AccueilLa UNEL'aménagement foncier des terres agricoles pour améliorer les performances 

L’aménagement foncier des terres agricoles pour améliorer les performances 

Un Projet d’aménagement foncier des terres agricoles et d’accès au financement a été lancé, mardi, à Tunis,  à l’initiative de l’Union tunisienne de l’agriculture et de la pêche (UTAP).

Ce projet vise à soutenir les agriculteurs et renforcer leurs capacités à accéder aux ressources foncières et financières nécessaires pour développer leur activité et améliorer leurs performances.

Le projet revêt également un « enjeu stratégique pour améliorer la productivité du secteur agricole », en mettant en place des mécanismes pratiques et durables, permettant aux acteurs du secteur d’accéder légalement et de manière transparente, aux terres agricoles, tout en développant le système de financement et en facilitant son accès.

Soutenu par l’Organisation internationale du droit du développement (OIDD), l’Agence foncière agricole, la Direction générale du financement et les structures professionnelles, ce projet prévoit un diagnostic de la situation actuelle à travers l’étude des problématiques et des besoins des agriculteurs en matière d’aménagement foncier et d’accès au financement.

Dans le cadre du projet, qui ciblera cinq gouvernorats dont Siliana, Nabeul, Tataouine, Mahdia et Bizerte, une campagne de sensibilisation et d’information sera organisée à l’intention des agriculteurs, notamment des femmes et des jeunes, sur l’aménagement foncier des terres agricoles et l’accès au financement. L’objectif étant de les sensibiliser à l’importance de l’accès à la terre et au financement.

Lors de la conférence de lancement, le président de l’UTAP, Moez Ben Zaghden a souligné l’importance de ce projet, qui s’inscrit dans le cadre du renforcement de l’accompagnement des agriculteurs, de l’amélioration de leur encadrement et du développement de leurs activités. « Il favorisera une meilleure productivité et l’atteinte de la souveraineté alimentaire ».

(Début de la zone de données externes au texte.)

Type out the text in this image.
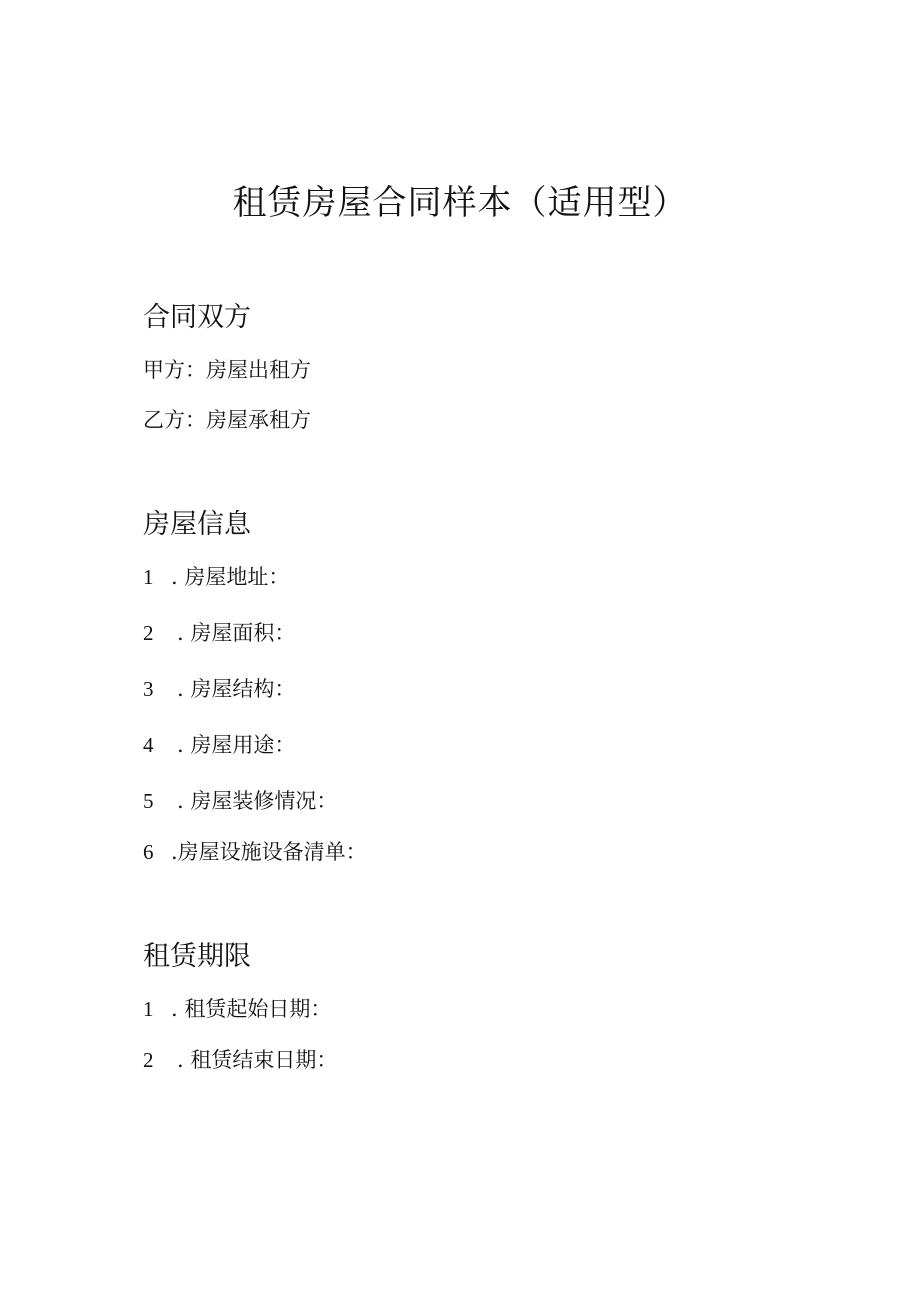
租赁房屋合同样本（适用型）
合同双方

甲方：房屋出租方

乙方：房屋承租方

房屋信息

1 . 房屋地址：

2 . 房屋面积：

3 . 房屋结构：

4 . 房屋用途：

5 . 房屋装修情况：

6 .房屋设施设备清单：

租赁期限

1 . 租赁起始日期：

2 . 租赁结束日期：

Et de rappeler que l’agriculture familiale constitue la pierre angulaire du secteur en Tunisie, représentant plus de 80 % des exploitations agricoles et contribuant directement à la main-d’œuvre. Néanmoins, « elle fait aujourd’hui face à d’importants défis entravant son développement, notamment les problèmes fonciers et la difficulté d’accès au financement ».

Un « investissement pour l’avenir »

Il a insisté sur le fait que le Projet d’aménagement foncier des terres agricoles et d’accès au financement n’est pas seulement un projet technique, mais il s’agit d’un investissement pour l’avenir, permettant d’organiser la propriété foncière agricole, de faciliter l’exploitation et d’assurer la stabilité des familles agricoles.

D’après lui, ce projet incite à l’investissement et à la productivité, d’autant que l’aménagement foncier organisé ouvre la voie à des politiques claires en matière d’exploitation des terres et de préservation des ressources naturelles.

Ben Zaghden a enfin appelé tous les acteurs concernés à simplifier les procédures et à développer des outils de formation innovants et adaptés aux spécificités de l’activité agricole, afin d’en faire bénéficier notamment les petits agriculteurs dans toutes les régions.

Un mode de régulation de faible efficacité

L’aménagement foncier des terres agricoles s’analyse aussi et très souvent sous l’angle de la problématique des rapports de la ville avec son espace foncier immédiat qui est t souvent abordée en termes de croissance urbaine et de disparition des terres agricoles sur lesquelles la communauté nationale a consenti de grands efforts d’investissement et d’équipement. En effet, la perte de ces terres priverait à jamais la collectivité de ressources de première importance pour la production agricole, d’autant plus que l’extension des terres agricoles devient de plus en plus difficile en Tunisie.

Dans cette perspective, la gestion de cette dualité entre croissance urbaine et préservation des terres agricoles s’est basée essentiellement sur la protection des terres agricoles. Toutefois, et de l’avis des experts, les modes de régulation mis en place sont de faible efficacité devant l’accroissement de la pression du marché foncier et face aux besoins croissant de la demande urbaine.